Ministry of Climate Change and Environmental Coordination
- Incumbent
- Assumed office 7 March 2025
- President: Asif Ali Zardari
- Prime Minister: Shehbaz Sharif

Federal Minister for Petroleum and Water Resources
- In office 11 March 2024 – 7 March 2025
- President: Asif Ali Zardari
- Prime Minister: Shehbaz Sharif
- In office 28 April 2022 – 10 August 2023
- President: Asif Ali Zardari
- Prime Minister: Shehbaz Sharif
- Preceded by: Hammad Azhar
- Succeeded by: Ahmad Irfan Aslam
- In office 3 April 2013 – 4 June 2013
- Prime Minister: Mir Hazar Khan Khoso
- Preceded by: Shahid Khaqan Abbasi
- Succeeded by: Hammad Azhar

Member of The Senate of Pakistan
- Incumbent
- Assumed office March 2018
- President: Arif Alvi Asif Ali Zardari

Special Assistant to the Prime Minister on Media Affairs
- In office 4 August 2017 – 31 May 2018
- Prime Minister: Shahid Khaqan Abbasi

Spokesperson for the Prime Minister of Pakistan
- In office 21 November 2014 – 28 July 2017
- Prime Minister: Nawaz Sharif

Personal details
- Born: Musadik Masood Malik Lahore, Punjab, Pakistan
- Party: PMLN (2013-present)
- Alma mater: University of Punjab (BS in Pharm.) University of Illinois (MBA, MS, PhD)
- Occupation: Politician, healthcare executive

= Musadik Malik =

Pakistani politician

Musadik Masood Malik is a Pakistani politician, re-elected to the Senate of Pakistan on 2 April 2024. He currently serves in Prime Minister Shahbaz Sharif’s administration as the Minister for Climate Change since May 2025. Malik previously held the positions of Minister of Water and Power during the Khoso caretaker ministry in 2013 and the Minister for Water Resources and Minister of Energy in the Sharif government.

==Academic career==
Dr. Malik completed his postdoctoral fellowship in Health Economics and Medical Decision Making at the University of Illinois College of Medicine. He holds a Ph.D. and M.S. in Healthcare Administration and Policy, as well as an MBA, from the University of Illinois.
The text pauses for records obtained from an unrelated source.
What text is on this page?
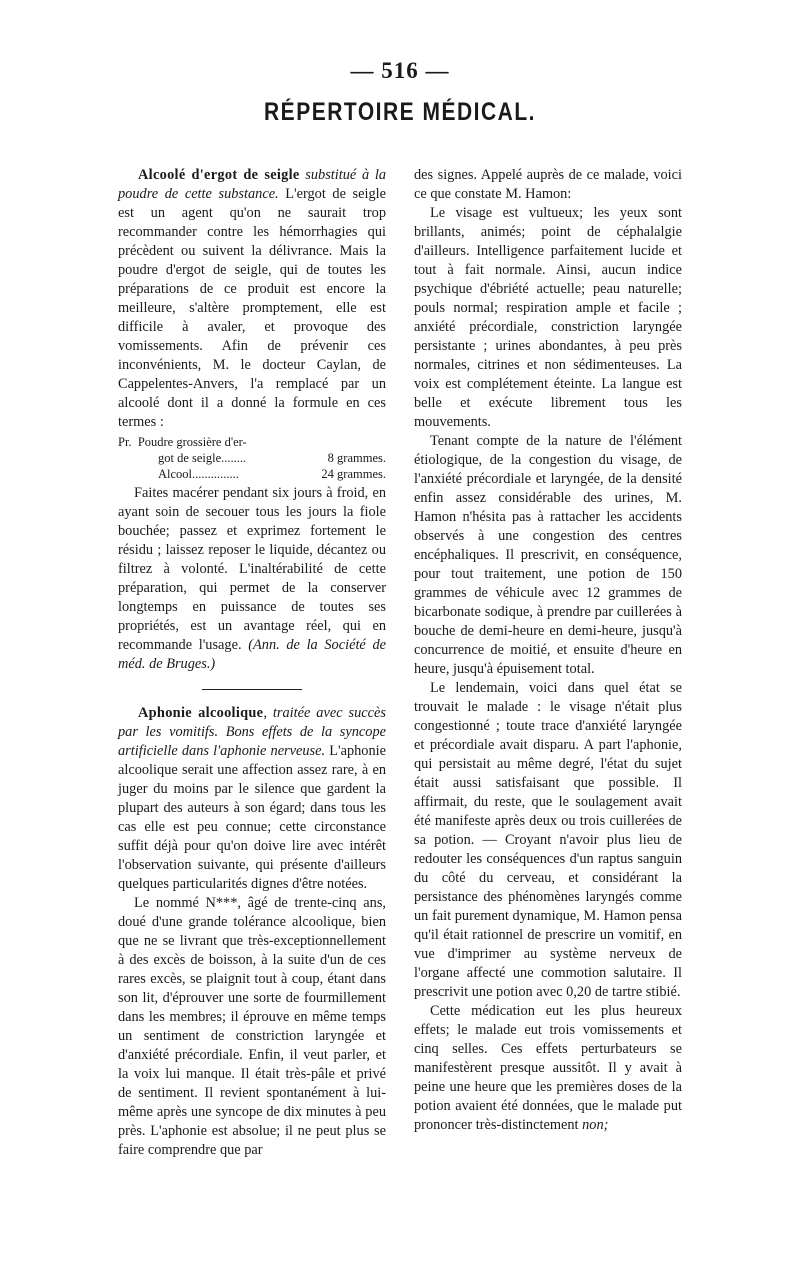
— 516 —
RÉPERTOIRE MÉDICAL.

Alcoolé d'ergot de seigle substitué à la poudre de cette substance. L'ergot de seigle est un agent qu'on ne saurait trop recommander contre les hémorrhagies qui précèdent ou suivent la délivrance. Mais la poudre d'ergot de seigle, qui de toutes les préparations de ce produit est encore la meilleure, s'altère promptement, elle est difficile à avaler, et provoque des vomissements. Afin de prévenir ces inconvénients, M. le docteur Caylan, de Cappelentes-Anvers, l'a remplacé par un alcoolé dont il a donné la formule en ces termes :

Pr. Poudre grossière d'er-
got de seigle........	8 grammes.
Alcool...............	24 grammes.

Faites macérer pendant six jours à froid, en ayant soin de secouer tous les jours la fiole bouchée; passez et exprimez fortement le résidu ; laissez reposer le liquide, décantez ou filtrez à volonté. L'inaltérabilité de cette préparation, qui permet de la conserver longtemps en puissance de toutes ses propriétés, est un avantage réel, qui en recommande l'usage. (Ann. de la Société de méd. de Bruges.)

Aphonie alcoolique, traitée avec succès par les vomitifs. Bons effets de la syncope artificielle dans l'aphonie nerveuse. L'aphonie alcoolique serait une affection assez rare, à en juger du moins par le silence que gardent la plupart des auteurs à son égard; dans tous les cas elle est peu connue; cette circonstance suffit déjà pour qu'on doive lire avec intérêt l'observation suivante, qui présente d'ailleurs quelques particularités dignes d'être notées.

Le nommé N***, âgé de trente-cinq ans, doué d'une grande tolérance alcoolique, bien que ne se livrant que très-exceptionnellement à des excès de boisson, à la suite d'un de ces rares excès, se plaignit tout à coup, étant dans son lit, d'éprouver une sorte de fourmillement dans les membres; il éprouve en même temps un sentiment de constriction laryngée et d'anxiété précordiale. Enfin, il veut parler, et la voix lui manque. Il était très-pâle et privé de sentiment. Il revient spontanément à lui-même après une syncope de dix minutes à peu près. L'aphonie est absolue; il ne peut plus se faire comprendre que par

des signes. Appelé auprès de ce malade, voici ce que constate M. Hamon:

Le visage est vultueux; les yeux sont brillants, animés; point de céphalalgie d'ailleurs. Intelligence parfaitement lucide et tout à fait normale. Ainsi, aucun indice psychique d'ébriété actuelle; peau naturelle; pouls normal; respiration ample et facile ; anxiété précordiale, constriction laryngée persistante ; urines abondantes, à peu près normales, citrines et non sédimenteuses. La voix est complétement éteinte. La langue est belle et exécute librement tous les mouvements.

Tenant compte de la nature de l'élément étiologique, de la congestion du visage, de l'anxiété précordiale et laryngée, de la densité enfin assez considérable des urines, M. Hamon n'hésita pas à rattacher les accidents observés à une congestion des centres encéphaliques. Il prescrivit, en conséquence, pour tout traitement, une potion de 150 grammes de véhicule avec 12 grammes de bicarbonate sodique, à prendre par cuillerées à bouche de demi-heure en demi-heure, jusqu'à concurrence de moitié, et ensuite d'heure en heure, jusqu'à épuisement total.

Le lendemain, voici dans quel état se trouvait le malade : le visage n'était plus congestionné ; toute trace d'anxiété laryngée et précordiale avait disparu. A part l'aphonie, qui persistait au même degré, l'état du sujet était aussi satisfaisant que possible. Il affirmait, du reste, que le soulagement avait été manifeste après deux ou trois cuillerées de sa potion. — Croyant n'avoir plus lieu de redouter les conséquences d'un raptus sanguin du côté du cerveau, et considérant la persistance des phénomènes laryngés comme un fait purement dynamique, M. Hamon pensa qu'il était rationnel de prescrire un vomitif, en vue d'imprimer au système nerveux de l'organe affecté une commotion salutaire. Il prescrivit une potion avec 0,20 de tartre stibié.

Cette médication eut les plus heureux effets; le malade eut trois vomissements et cinq selles. Ces effets perturbateurs se manifestèrent presque aussitôt. Il y avait à peine une heure que les premières doses de la potion avaient été données, que le malade put prononcer très-distinctement non;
In addition to his academic work, he has served as an advisor to governments in oil-rich Middle Eastern countries, including Saudi Arabia, on issues related to economics, education, and healthcare.

==Political career==

=== Early career ===
Malik began his political career when he joined Pervez Musharraf's National Commission for Human Development (NCHD), under Nasim Ashraf.

Malik was inducted into the federal cabinet of caretaker Prime Minister Mir Hazar Khan Khoso on 3 April 2013 and was appointed as Federal Minister for Water and Power where he served until 4 June 2013.

=== Pakistan Muslim League (N) ===
In November 2014, Malik was appointed as spokesperson for Prime Minister Nawaz Sharif.

In August 2017, he was appointed as Special Assistant to Prime Minister Shahid Khaqan Abbasi on Media Affairs.

He was nominated by Pakistan Muslim League (N) (PML-N) as its candidate in the 2018 Pakistani Senate election. However the Election Commission of Pakistan declared all PML-N candidates for the Senate election as independent after a ruling of the Supreme Court of Pakistan.

Malik was elected to the Senate of Pakistan as an independent candidate on general seat from Punjab in Senate election. He was backed in the election by PML-N and joined the treasury benches, led by PML-N after getting elected. He took oath as Senator on 12 March 2018. He was reelected as a senator representing a technocrat seat from Punjab on 2 April 2024, securing 121 votes.

In April 2018, he was given the status of federal minister in the cabinet of Prime Minister Shahid Khaqan Abbasi.